Il primo giorno, a cena presso l'agriturismo
Pedru Caddu abbiamo assaggiato delle frittelle di ricotta leggere come nuvole. Certo: mettere "frittelle" e "leggere" nella stessa frase sembrerebbe un azzardo, eppure è così che le ho percepite. Sono molto semplici, come quasi tutti i dolci sardi, ma la ricotta e il miele che si trovano là bastano da sé a ottenere un capolavoro. Sono certa che Laura ed Elena, le padrone di casa, le abbiano chiamate
colunzones, fatto sta che poi, nel cercare di recuperarne la ricetta, le ho trovate con ogni possibile nome del creato. Nel libro di
Maria Antonietta Mazzone, ad esempio, sono fatte con formaggio "peretta" e si chiamano
Turonzos. Nello stesso libro, il sindaco di Bortigiadas le chiama
Bombe di formaggio: sospetto quindi che, come molti altri piatti sardi, abbiano un nome che varia a seconda della zona. Quindi, amici sardi che leggete, oltre a tradurmi la poesia ditemi anche come si chiamano queste meraviglie fritte.

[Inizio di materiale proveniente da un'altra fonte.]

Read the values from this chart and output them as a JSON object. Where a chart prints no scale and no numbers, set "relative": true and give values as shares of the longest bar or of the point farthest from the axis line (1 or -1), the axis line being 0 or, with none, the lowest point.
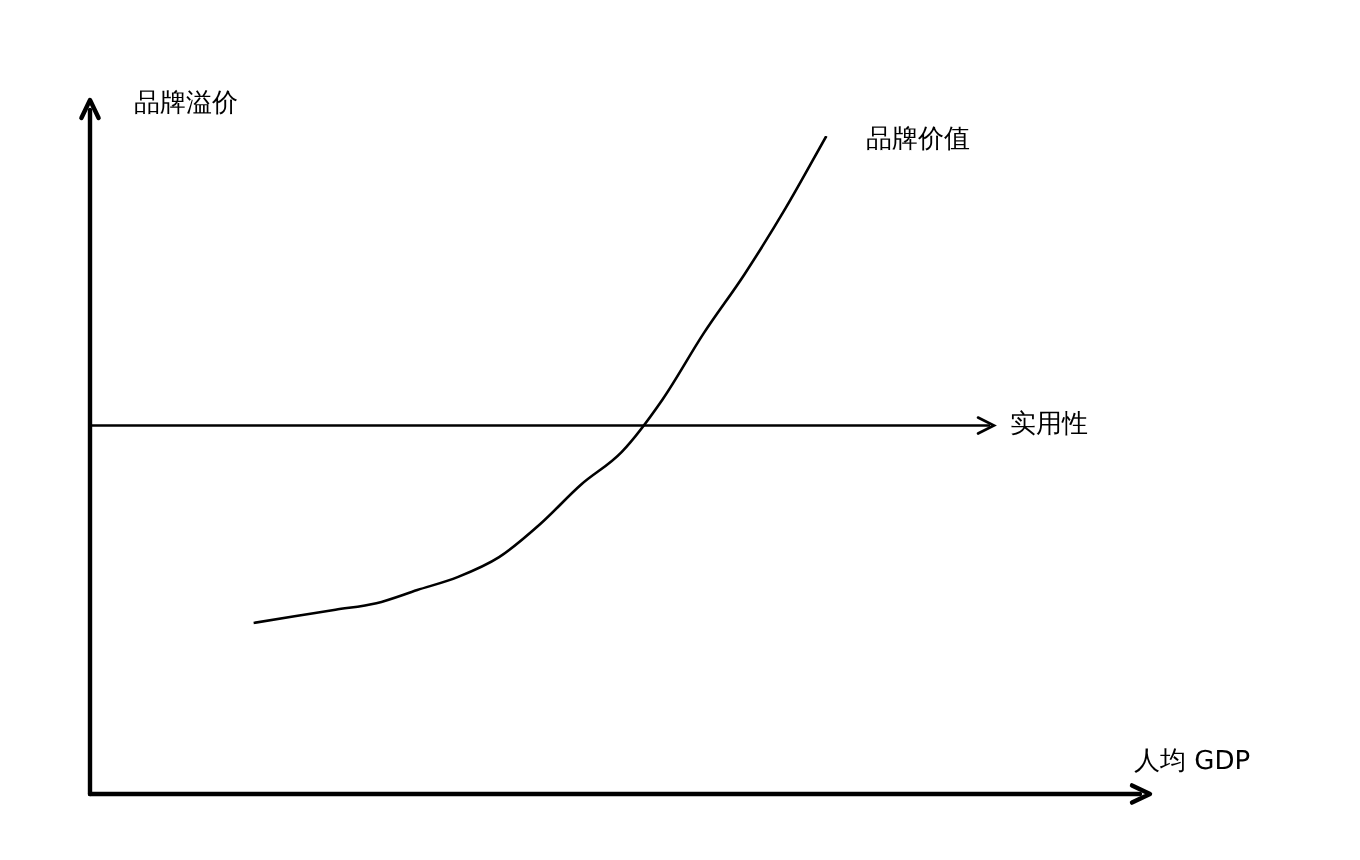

Ieri sera le ho rifatte a casa, felice come una bambina perché sono pressoché riuscita a riprodurre quella sensazione di leggerezza e freschezza citrina delle pallotte divorate in Sardegna. Le ho fatte così, ispirandomi liberamente alle due ricette trovate nel libro e sfruttando i migliori ingredienti che son riuscita a trovare "in continente".

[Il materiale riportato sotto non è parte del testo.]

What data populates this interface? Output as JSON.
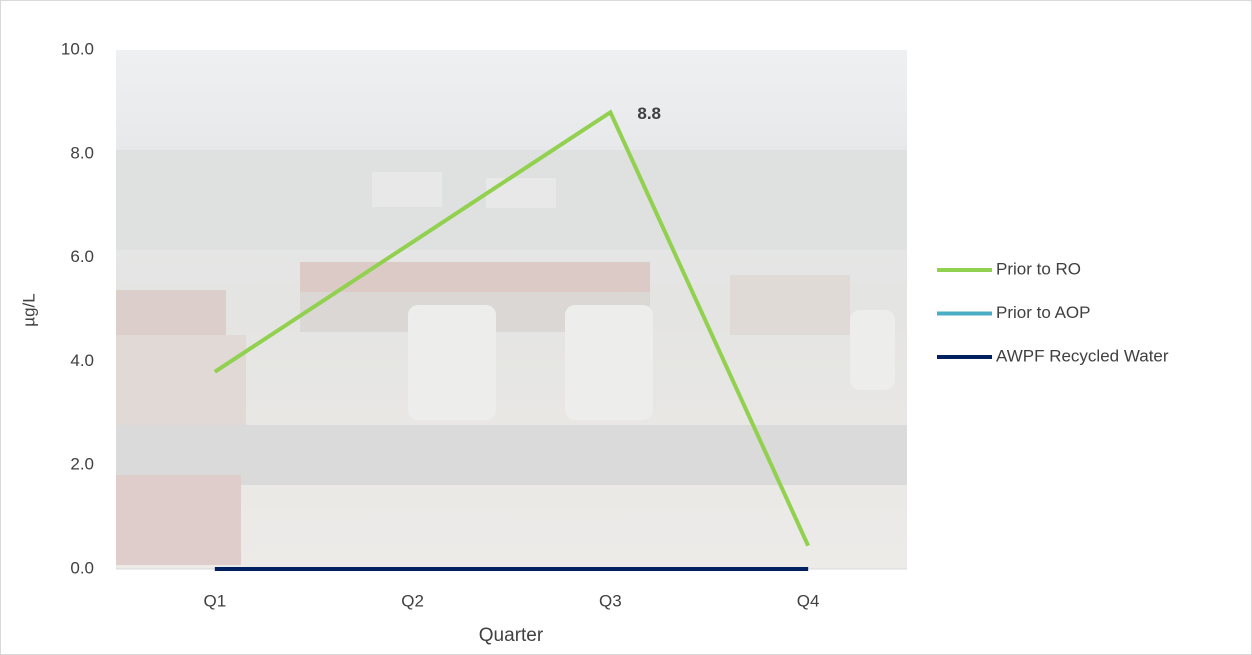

FRITTELLE DI RICOTTA DI PECORA (Aggiornamento - Maria Antonietta Mazzone mi ha riferito i seguenti nomi per questa ricetta: turonzos, coulungiones, abbrugnolos, rujolos, brugnoli, arrubious, bubusones de regottu ecc...)
ingredienti per circa 30 pezzi
300 gr di ricotta di pecora di ottima qualità e ben asciutta
100 gr di farina (io 80gr di farina bio tipo 1 macinata a pietra + 20 gr di fecola)
100 gr di zucchero
1 limone non trattato (la buccia grattugiata)
1 uovo codice 0
meno di 1/2 bustina di lievito per dolci (io cremor tartaro addizionato di bicarbonato, e assolutamente NO vanillina!)
semola di grano duro (bio macinata a pietra) qb
miele a piacere
olio di semi di girasole biologico e (soprattutto) spremuto a freddo*
Mescolare bene tutti gli ingredienti (tranne miele e semola) con una frusta a mano. Inumidire le mani e formare delle palline appena più piccole di una noce, rotolarle nella semola. L'impasto è morbidissimo: è normale che sia così ma dovreste riuscire lo stesso a ottenere delle palline abbastanza regolari. Friggere in abbondante olio (che non deve superare i 170 gradi di temperatura), asciugare su carta assorbente e cospargere di miele fluidificato a bagnomaria. In cottura si gonfieranno molto grazie al lievito, e svilupperanno un'alveolatura che le rende sofficissime.
*Piccola digressione sull'olio per friggere. Consiglio vivamente di acquistare esclusivamente olio di semi spremuto a freddo, poiché questo è l'unico modo per ottenere un prodotto di miglior qualità. L'olio di semi "comune" è estratto tramite solventi chimici, deodorato e raffinato a volontà, e questo non permette di avere certezze sulla reale qualità della materia prima, né su quella del prodotto finito. Quindi, poiché quest'anno l'extravergine d'oliva è merce rara, cercate di friggere almeno con olio di semi spremuto a freddo.